The multicellular alga Volvox carteri possesses only two cell types: mortal, motile somatic cells and potentially immortal, immotile reproductive cells. It is therefore an attractive model system for studying how cell-autonomous cytodifferentiation is programmed within a genome. Moreover, there are ongoing genome projects both in Volvox carteri and in the closely related unicellular alga Chlamydomonas reinhardtii. However, gene sequencing is only the beginning. To identify cell-type specific expression and to determine relative expression rates, we evaluate the potential of real-time RT-PCR for quantifying gene transcript levels.

Results

Here we analyze a diversified pool of 39 target genes by real-time RT-PCR for each cell type. This gene pool contains previously known genes with unknown localization of cellular expression, 28 novel genes which are described in this study for the first time, and a few known, cell-type specific genes as a control.
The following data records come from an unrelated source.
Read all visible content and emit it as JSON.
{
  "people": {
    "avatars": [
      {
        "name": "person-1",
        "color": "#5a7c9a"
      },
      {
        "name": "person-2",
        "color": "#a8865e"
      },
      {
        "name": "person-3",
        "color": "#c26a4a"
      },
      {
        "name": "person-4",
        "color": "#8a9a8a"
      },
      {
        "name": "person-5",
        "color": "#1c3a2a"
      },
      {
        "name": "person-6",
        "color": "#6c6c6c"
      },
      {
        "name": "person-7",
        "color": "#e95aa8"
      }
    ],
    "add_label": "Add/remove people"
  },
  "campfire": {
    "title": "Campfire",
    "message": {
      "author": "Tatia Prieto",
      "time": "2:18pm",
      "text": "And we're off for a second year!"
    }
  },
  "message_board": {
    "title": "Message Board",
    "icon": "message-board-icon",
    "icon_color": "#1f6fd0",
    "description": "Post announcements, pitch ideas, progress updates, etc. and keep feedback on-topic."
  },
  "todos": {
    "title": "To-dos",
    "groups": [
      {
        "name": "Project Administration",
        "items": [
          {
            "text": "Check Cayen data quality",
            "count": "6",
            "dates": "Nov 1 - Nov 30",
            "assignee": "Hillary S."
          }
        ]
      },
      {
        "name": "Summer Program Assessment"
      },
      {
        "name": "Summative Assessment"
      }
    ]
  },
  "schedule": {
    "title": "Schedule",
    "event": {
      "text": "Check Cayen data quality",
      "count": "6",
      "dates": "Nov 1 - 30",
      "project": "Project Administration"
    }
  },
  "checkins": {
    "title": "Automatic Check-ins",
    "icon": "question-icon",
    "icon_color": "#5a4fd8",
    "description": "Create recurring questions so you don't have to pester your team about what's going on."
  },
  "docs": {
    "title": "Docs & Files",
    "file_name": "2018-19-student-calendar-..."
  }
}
The respective gene products are, for instance, part of photosynthesis, cellular regulation, stress response, or transport processes. We provide expression data for all these genes.

Conclusion

The results show that quantitative real-time RT-PCR is a favorable approach to analyze cell-type specific gene expression in Volvox, which can be extended to a much larger number of genes or to developmental or metabolic mutants. Our expression data also provide a basis for a detailed analysis of individual, previously unknown, cell-type specifically expressed genes.